Parks and gardens and waving trees had encircled it, but the city limits had gained upon it through three generations; squares and streets had been opened through its grounds, till now the house itself and the garden-patch in the rear was all that remained of the ancient domain. Innumerable schemes of land speculators had attacked the old place; offers had been insidiously made to the proprietors which would have put them in possession of dazzling wealth, but they gallantly maintained their position. It is true their income in ready money was but scanty, and their taxes had, year by year, grown higher as the value of the land increased. Modern New York, so to speak, foamed and chafed like a great red dragon before the old house, waiting to make a mouthful of it, but the ancient princesses within bravely held their own and refused to parley or capitulate.
Their life was wholly in the past, with a generation whose bones had long rested under respectable tombstones. Their grandfather on their mother's side had been a signer of the Declaration of Independence; their grandfather on the paternal side was a Dutch merchant of some standing in early New York, a friend and correspondent of Alexander Hamilton's and a co-worker with him in those financial schemes by which the treasury of the young republic of America was first placed on a solid basis. Old Jacob did good service in negotiating loans in Holland, and did not omit to avail himself of the golden opportunities which the handling of a nation's wealth presents. He grew rich and great in the land, and was implicitly revered in his own family as being one of the nurses and founders of the American Republic. In the ancient Dutch secretary which stood in the corner of the sitting-room where our old ladies spent their time were many letters from noted names of a century or so back—papers yellow with age, but whose contents were all alive with the foam and fresh turbulence of what was then the existing life of the period.
Mrs. Betsey Benthusen was a younger sister and a widow. She had been a beauty in her girlhood, and so much younger than her sister that Miss Dorcas felt all the pride and interest of a mother in her success, in her lovers, in her marriage; and when that marriage proved a miserable failure, uniting her to a man who wasted her fortune and neglected her person, and broke her heart, Miss Dorcas received her back to her strong arms and made a home and a refuge where the poor woman could gather up and piece together, in some broken fashion, the remains of her life as one mends a broken Sèvres china tea cup.
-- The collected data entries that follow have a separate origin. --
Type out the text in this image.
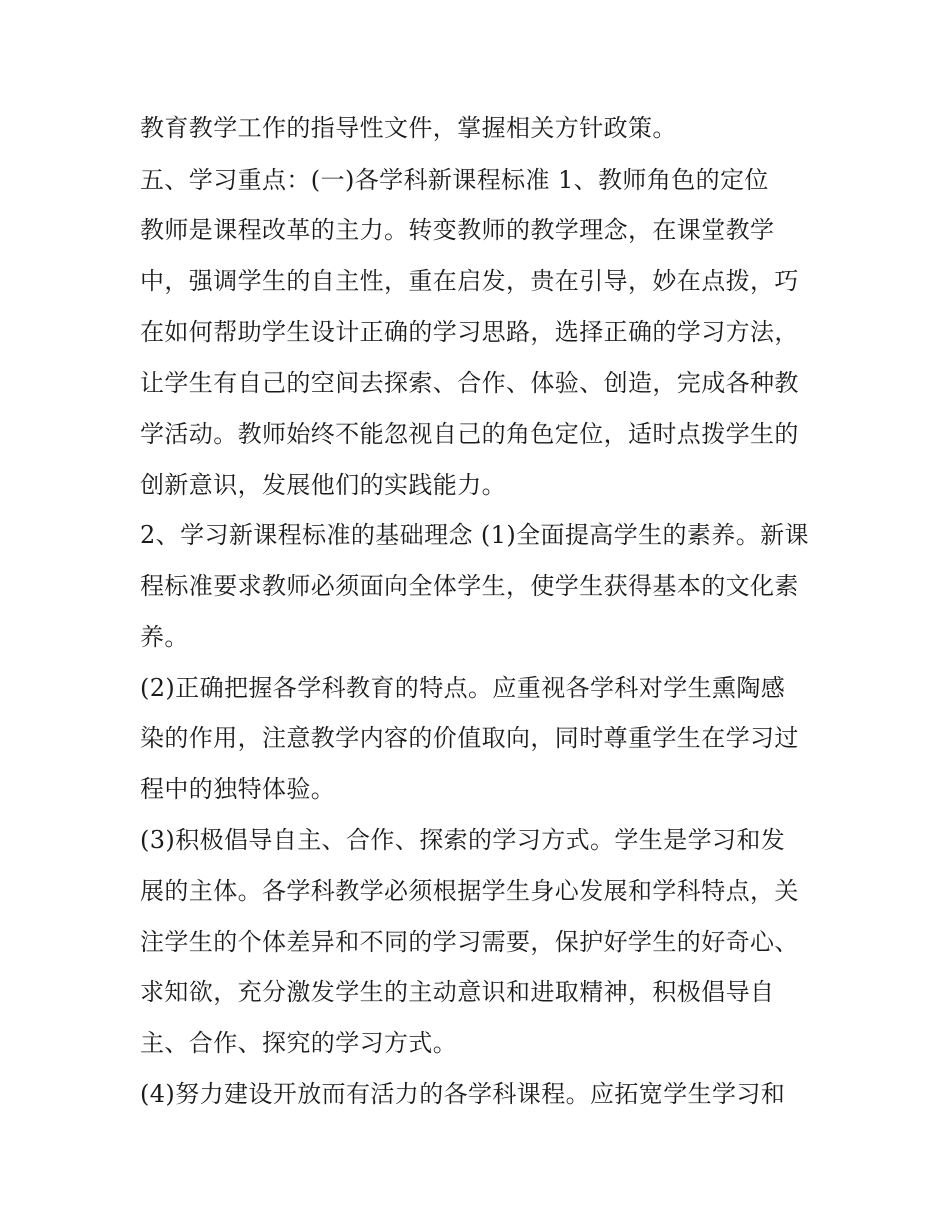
教育教学工作的指导性文件，掌握相关方针政策。
五、学习重点：(一)各学科新课程标准 1、教师角色的定位
教师是课程改革的主力。转变教师的教学理念，在课堂教学
中，强调学生的自主性，重在启发，贵在引导，妙在点拨，巧
在如何帮助学生设计正确的学习思路，选择正确的学习方法，
让学生有自己的空间去探索、合作、体验、创造，完成各种教
学活动。教师始终不能忽视自己的角色定位，适时点拨学生的
创新意识，发展他们的实践能力。
2、学习新课程标准的基础理念 (1)全面提高学生的素养。新课
程标准要求教师必须面向全体学生，使学生获得基本的文化素
养。
(2)正确把握各学科教育的特点。应重视各学科对学生熏陶感
染的作用，注意教学内容的价值取向，同时尊重学生在学习过
程中的独特体验。
(3)积极倡导自主、合作、探索的学习方式。学生是学习和发
展的主体。各学科教学必须根据学生身心发展和学科特点，关
注学生的个体差异和不同的学习需要，保护好学生的好奇心、
求知欲，充分激发学生的主动意识和进取精神，积极倡导自
主、合作、探究的学习方式。
(4)努力建设开放而有活力的各学科课程。应拓宽学生学习和
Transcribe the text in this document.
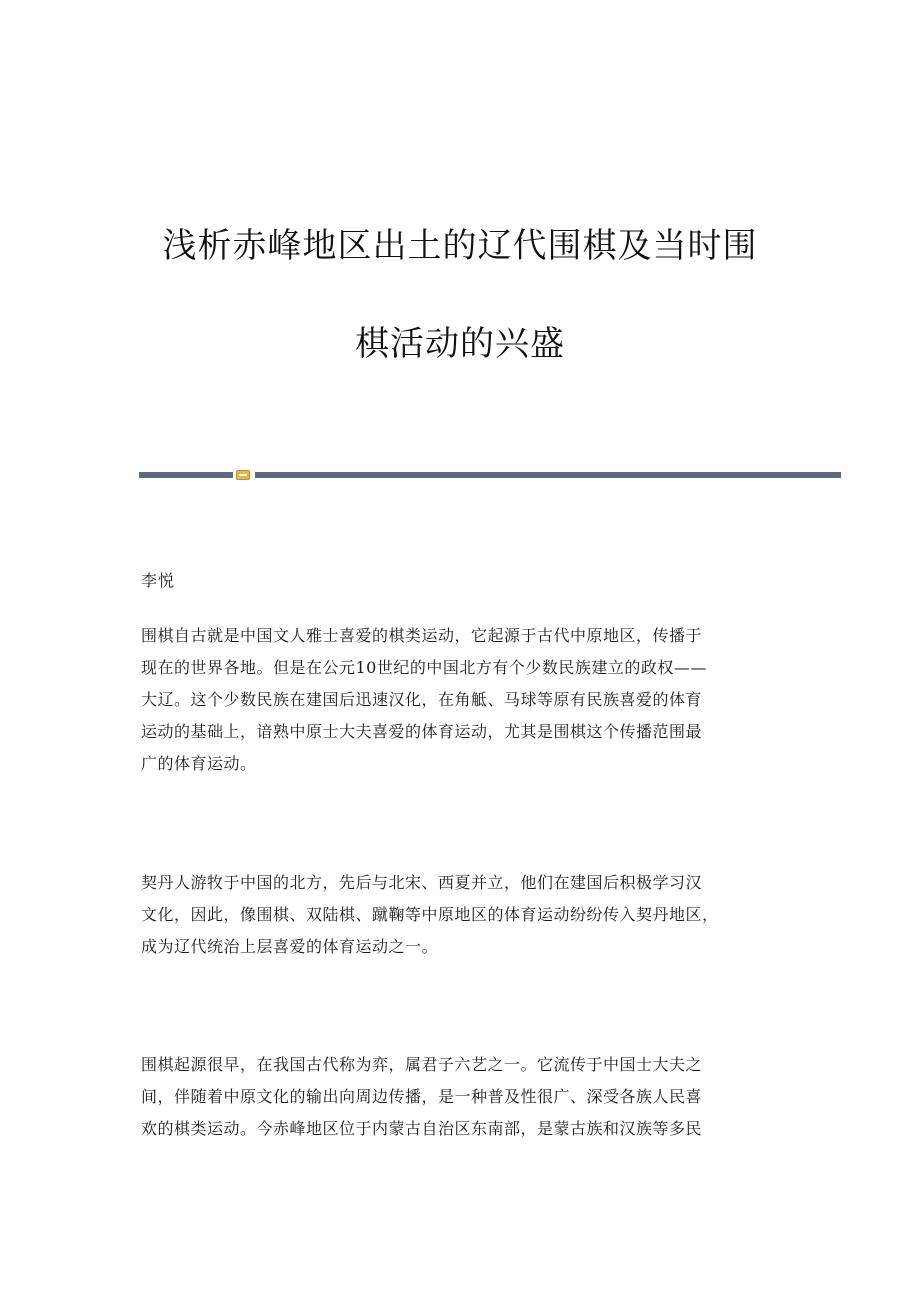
浅析赤峰地区出土的辽代围棋及当时围
棋活动的兴盛
李悦
围棋自古就是中国文人雅士喜爱的棋类运动，它起源于古代中原地区，传播于
现在的世界各地。但是在公元10世纪的中国北方有个少数民族建立的政权——
大辽。这个少数民族在建国后迅速汉化，在角觝、马球等原有民族喜爱的体育
运动的基础上，谙熟中原士大夫喜爱的体育运动，尤其是围棋这个传播范围最
广的体育运动。
契丹人游牧于中国的北方，先后与北宋、西夏并立，他们在建国后积极学习汉
文化，因此，像围棋、双陆棋、蹴鞠等中原地区的体育运动纷纷传入契丹地区，
成为辽代统治上层喜爱的体育运动之一。
围棋起源很早，在我国古代称为弈，属君子六艺之一。它流传于中国士大夫之
间，伴随着中原文化的输出向周边传播，是一种普及性很广、深受各族人民喜
欢的棋类运动。今赤峰地区位于内蒙古自治区东南部，是蒙古族和汉族等多民
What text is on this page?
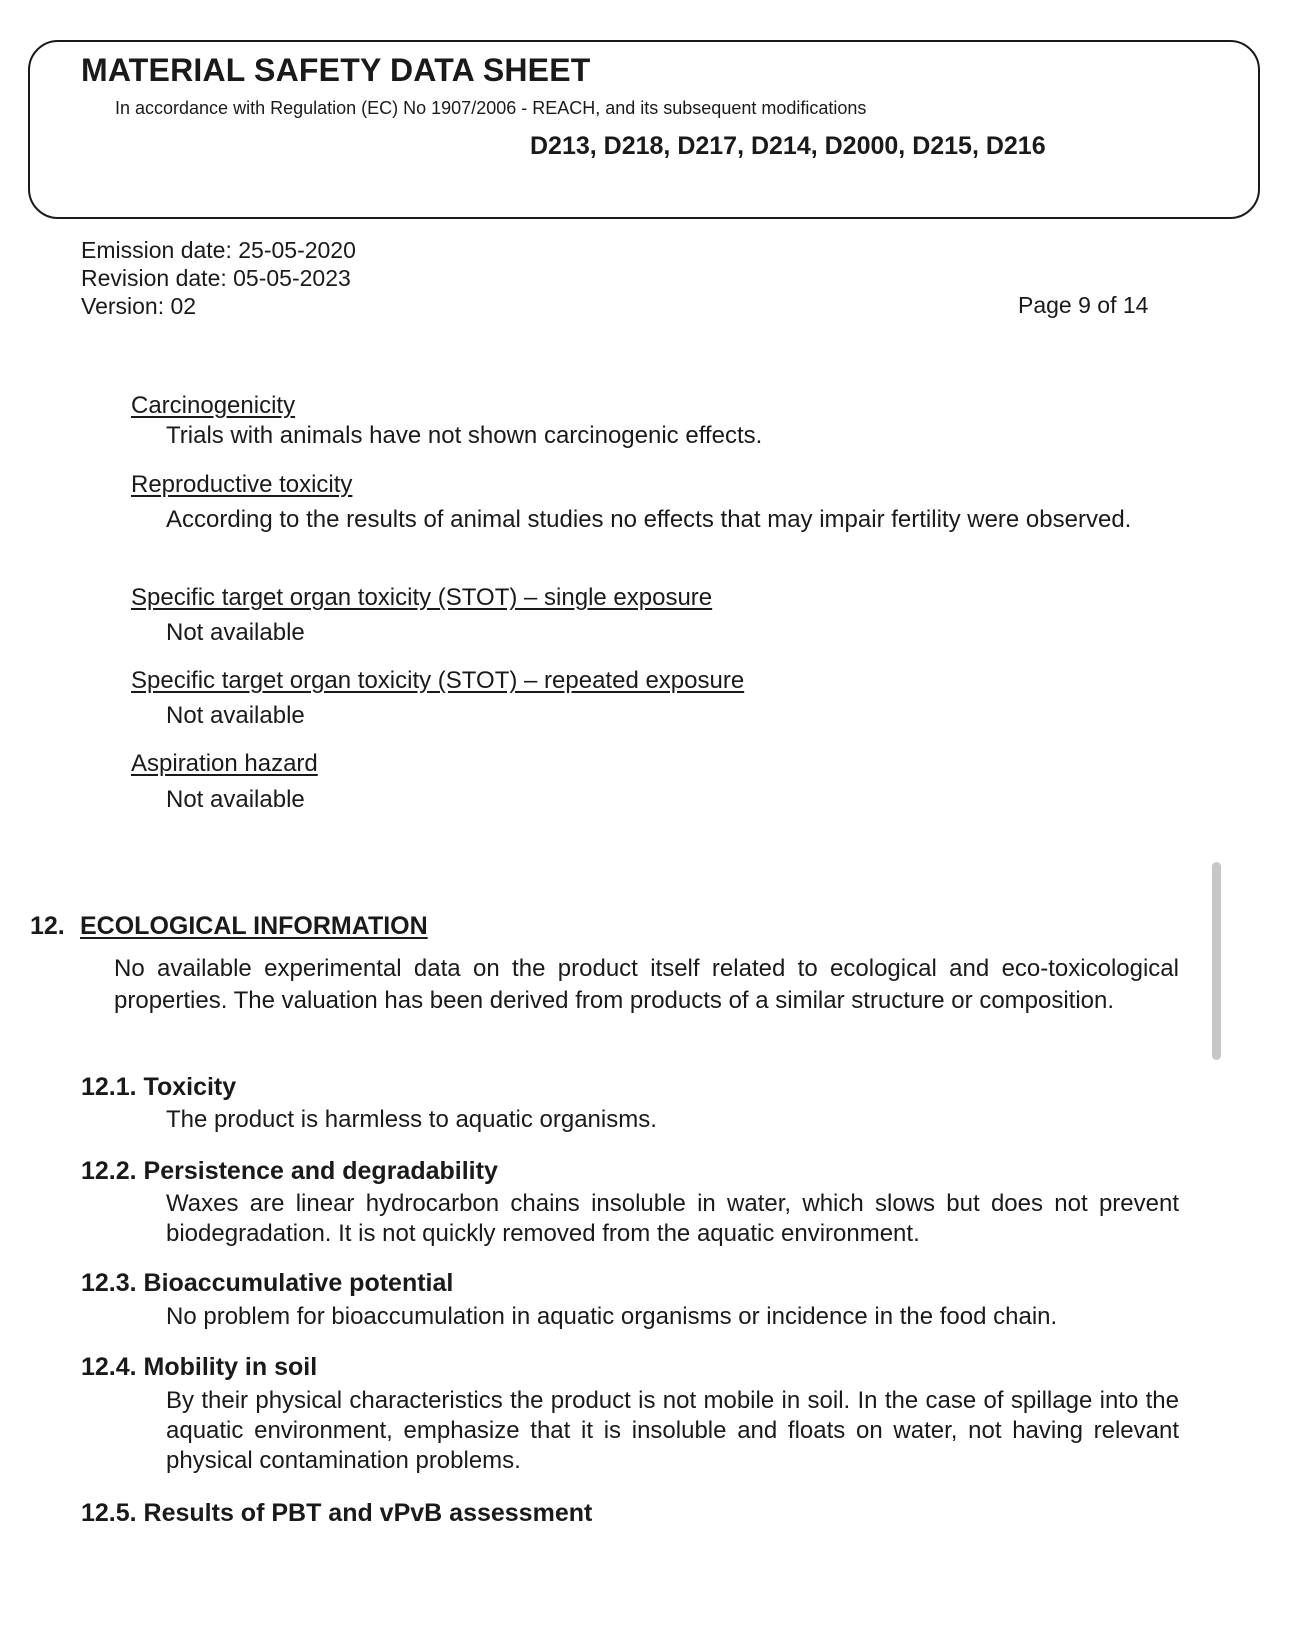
MATERIAL SAFETY DATA SHEET
In accordance with Regulation (EC) No 1907/2006 - REACH, and its subsequent modifications
D213, D218, D217, D214, D2000, D215, D216
Emission date: 25-05-2020
Revision date: 05-05-2023
Version: 02	Page 9 of 14
Carcinogenicity
Trials with animals have not shown carcinogenic effects.
Reproductive toxicity
According to the results of animal studies no effects that may impair fertility were observed.
Specific target organ toxicity (STOT) – single exposure
Not available
Specific target organ toxicity (STOT) – repeated exposure
Not available
Aspiration hazard
Not available
12. ECOLOGICAL INFORMATION
No available experimental data on the product itself related to ecological and eco-toxicological properties. The valuation has been derived from products of a similar structure or composition.
12.1. Toxicity
The product is harmless to aquatic organisms.
12.2. Persistence and degradability
Waxes are linear hydrocarbon chains insoluble in water, which slows but does not prevent biodegradation. It is not quickly removed from the aquatic environment.
12.3. Bioaccumulative potential
No problem for bioaccumulation in aquatic organisms or incidence in the food chain.
12.4. Mobility in soil
By their physical characteristics the product is not mobile in soil. In the case of spillage into the aquatic environment, emphasize that it is insoluble and floats on water, not having relevant physical contamination problems.
12.5. Results of PBT and vPvB assessment
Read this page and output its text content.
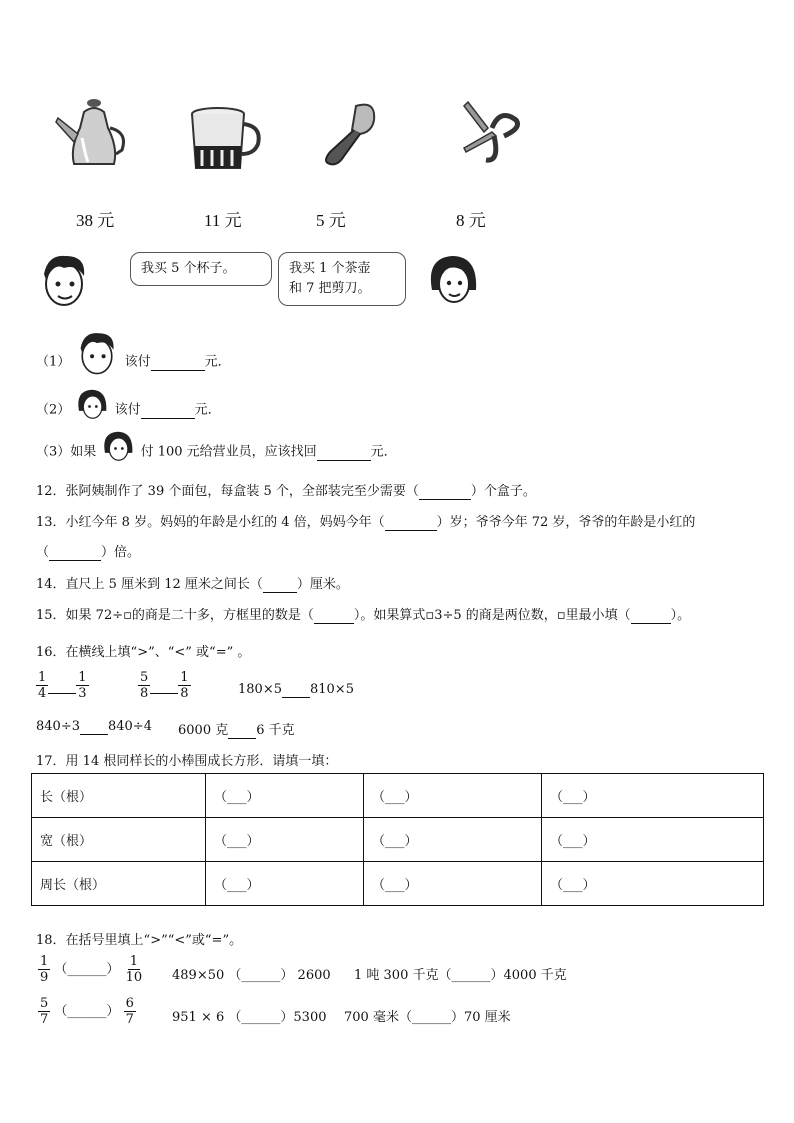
38 元	11 元	5 元	8 元
我买 5 个杯子。	我买 1 个茶壶
和 7 把剪刀。
（1）	该付	元．
（2）	该付	元．
（3）如果	付 100 元给营业员，应该找回	元．
12．张阿姨制作了 39 个面包，每盒装 5 个，全部装完至少需要（	）个盒子。
13．小红今年 8 岁。妈妈的年龄是小红的 4 倍，妈妈今年（	）岁；爷爷今年 72 岁，爷爷的年龄是小红的
（	）倍。
14．直尺上 5 厘米到 12 厘米之间长（	）厘米。
15．如果 72÷▫的商是二十多，方框里的数是（	）。如果算式▫3÷5 的商是两位数，▫里最小填（	）。
16．在横线上填“>”、“<” 或“=” 。
$\frac{1}{4}$
$\frac{1}{3}$	$\frac{5}{8}$
$\frac{1}{8}$	180×5 810×5
840÷3 840÷4 6000 克 6 千克
17．用 14 根同样长的小棒围成长方形．请填一填：
长（根）	（___）	（___）	（___）
宽（根）	（___）	（___）	（___）
周长（根）	（___）	（___）	（___）
18．在括号里填上“>”“<”或“=”。
$\frac{1}{9}$ （______） $\frac{1}{10} 489\times 50$ （______） 2600 1 吨 300 千克（______）4000 千克
$\frac{5}{7}$ （______） $\frac{6}{7}$	951 × 6 （______）5300 700 毫米（______）70 厘米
Miss Dorcas was by nature of a fiery, energetic temperament, intense and original—precisely the one to be a contemner of customs and proprieties; but a very severe and rigid education had imposed on her every yoke of the most ancient and straitest-laced decorum. She had been nurtured only in such savory treatises as Dr. Gregory's Legacy to his Daughters, Mrs. Chapone's Letters, Miss Hannah More's Coelebs in Search of a Wife, Watts On the Mind, and other good books by which our great grandmothers had their lives all laid out for them in exact squares and parallelograms, and were taught exactly what to think and do in all possible emergencies.